That was my concern as that only points to the 1st DTB and nothing
prevents there being more than one. But I think link order saves all
of them after all.

> > > - openrisc only picks the internal dtb if no external dtb is provided -
> > > riscv only picks the internal dtb if CONFIG_BUILTIN_DTB is enabled. - sh
> > > only used the internal dtb if CONFIG_USE_BUILTIN_DTB is enabled. - xtensa
> > > only picks the internal dtb if there is no external dtb.
> > >
> > > However, nios2 picks the internal dtb _even if_ an external dtb is provided
> > > if there is an internal dtb.

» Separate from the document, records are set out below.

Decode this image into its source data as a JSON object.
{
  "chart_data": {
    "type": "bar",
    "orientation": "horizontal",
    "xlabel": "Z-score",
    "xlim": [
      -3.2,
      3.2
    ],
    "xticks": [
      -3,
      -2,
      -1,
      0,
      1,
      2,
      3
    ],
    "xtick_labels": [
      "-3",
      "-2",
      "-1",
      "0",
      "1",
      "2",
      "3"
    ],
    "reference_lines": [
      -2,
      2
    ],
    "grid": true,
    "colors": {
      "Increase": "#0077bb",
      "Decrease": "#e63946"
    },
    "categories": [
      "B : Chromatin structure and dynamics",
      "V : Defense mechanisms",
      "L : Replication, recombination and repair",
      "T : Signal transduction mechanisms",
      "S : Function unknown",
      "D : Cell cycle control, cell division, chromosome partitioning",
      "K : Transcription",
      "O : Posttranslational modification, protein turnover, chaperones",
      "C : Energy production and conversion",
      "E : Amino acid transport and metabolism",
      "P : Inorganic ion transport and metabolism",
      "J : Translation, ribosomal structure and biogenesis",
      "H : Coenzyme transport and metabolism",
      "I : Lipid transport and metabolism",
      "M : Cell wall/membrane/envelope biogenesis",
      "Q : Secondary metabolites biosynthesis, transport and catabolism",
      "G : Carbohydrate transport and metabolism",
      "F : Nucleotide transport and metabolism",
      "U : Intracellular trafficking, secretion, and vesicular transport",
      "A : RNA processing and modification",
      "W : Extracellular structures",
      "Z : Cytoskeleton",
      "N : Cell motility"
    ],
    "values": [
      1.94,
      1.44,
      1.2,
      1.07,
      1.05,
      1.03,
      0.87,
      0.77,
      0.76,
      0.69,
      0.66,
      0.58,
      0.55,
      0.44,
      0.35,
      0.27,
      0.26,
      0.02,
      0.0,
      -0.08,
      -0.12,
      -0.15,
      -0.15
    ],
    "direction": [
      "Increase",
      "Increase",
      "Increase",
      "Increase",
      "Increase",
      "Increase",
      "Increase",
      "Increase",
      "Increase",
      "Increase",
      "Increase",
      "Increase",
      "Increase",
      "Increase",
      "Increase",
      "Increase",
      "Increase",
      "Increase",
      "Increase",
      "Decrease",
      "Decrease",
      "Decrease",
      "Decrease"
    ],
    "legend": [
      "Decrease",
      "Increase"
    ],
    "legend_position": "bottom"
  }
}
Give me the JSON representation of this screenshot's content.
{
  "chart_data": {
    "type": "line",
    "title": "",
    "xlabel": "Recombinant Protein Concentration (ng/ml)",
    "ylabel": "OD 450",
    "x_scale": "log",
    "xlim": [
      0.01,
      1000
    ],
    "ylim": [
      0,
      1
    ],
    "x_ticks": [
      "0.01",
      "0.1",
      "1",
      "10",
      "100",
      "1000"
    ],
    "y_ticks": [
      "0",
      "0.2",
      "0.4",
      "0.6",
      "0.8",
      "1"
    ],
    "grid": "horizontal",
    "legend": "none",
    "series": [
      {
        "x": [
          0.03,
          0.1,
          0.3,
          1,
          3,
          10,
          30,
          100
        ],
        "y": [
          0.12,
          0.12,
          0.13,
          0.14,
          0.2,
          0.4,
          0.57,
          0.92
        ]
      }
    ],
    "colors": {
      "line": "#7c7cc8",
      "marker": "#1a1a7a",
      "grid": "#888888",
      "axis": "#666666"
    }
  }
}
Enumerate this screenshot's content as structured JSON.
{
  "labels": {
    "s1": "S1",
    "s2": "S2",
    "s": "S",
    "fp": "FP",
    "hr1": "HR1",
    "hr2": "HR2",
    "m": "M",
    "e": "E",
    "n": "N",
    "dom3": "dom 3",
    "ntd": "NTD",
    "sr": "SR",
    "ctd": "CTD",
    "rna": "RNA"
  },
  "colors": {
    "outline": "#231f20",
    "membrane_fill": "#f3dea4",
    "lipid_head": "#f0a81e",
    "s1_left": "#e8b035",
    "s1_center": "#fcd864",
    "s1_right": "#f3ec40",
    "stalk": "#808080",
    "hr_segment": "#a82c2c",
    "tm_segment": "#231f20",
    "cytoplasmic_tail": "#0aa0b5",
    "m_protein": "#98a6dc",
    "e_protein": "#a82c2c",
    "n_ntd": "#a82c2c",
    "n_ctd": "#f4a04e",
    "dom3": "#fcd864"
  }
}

In other words, it prefers the internal dtb
> > > over the external dtb. All other architectures prefer the external dtb over
> > > the internal dtb.
> >
> > Thanks for the analysis. I had started and abandoned common support (mostly
> > Kconfig options) for built-in dtbs years ago. I decided against it because it
> > is not something we want to encourage (as the boot dtb). In the meantime,
> > we've gained new architectures that have added it. Sigh. So now I'm
> > reconsidering something common (though not for v6.9).
> >
> > >
> > > > would expect all these cases have been broken forever if the DT unittest
> > > > is enabled as it too adds a built-in dtb. But I would also
> > >
> > > Even if that is correct for nios2, that hardly seems to be an argument to
> > > break nios2 boot with external dtb unconditionally.
> >
> > That wasn't an argument for breaking it. Using an external dtb should really
> > be the default and strongly preferred though.
> >
> > I'm still not sure how to fix this easily for 6.9. Something like what
> > microblaze does which puts the boot dtb under a consistent symbol name. Or
> > perhaps we could iterate thru the built-in dtbs and skip ones without
> > top-level compatible.
> >
>
> I did submit a patch to only override the external dtb if support for the
> internal dtb is enabled. I copied you on it, so you should have seen it.
>
> https://lore.kernel.org/linux-kernel/20240322065419.162416-1-linux@xxxxxxxxxxxx/

Now reviewed, thanks. Sadly, I rarely see anything outside the normal
workflow of what I can filter out. I'm copied pretty much 1:1 with
what is sent to the DT list which is a fire hose.

Rob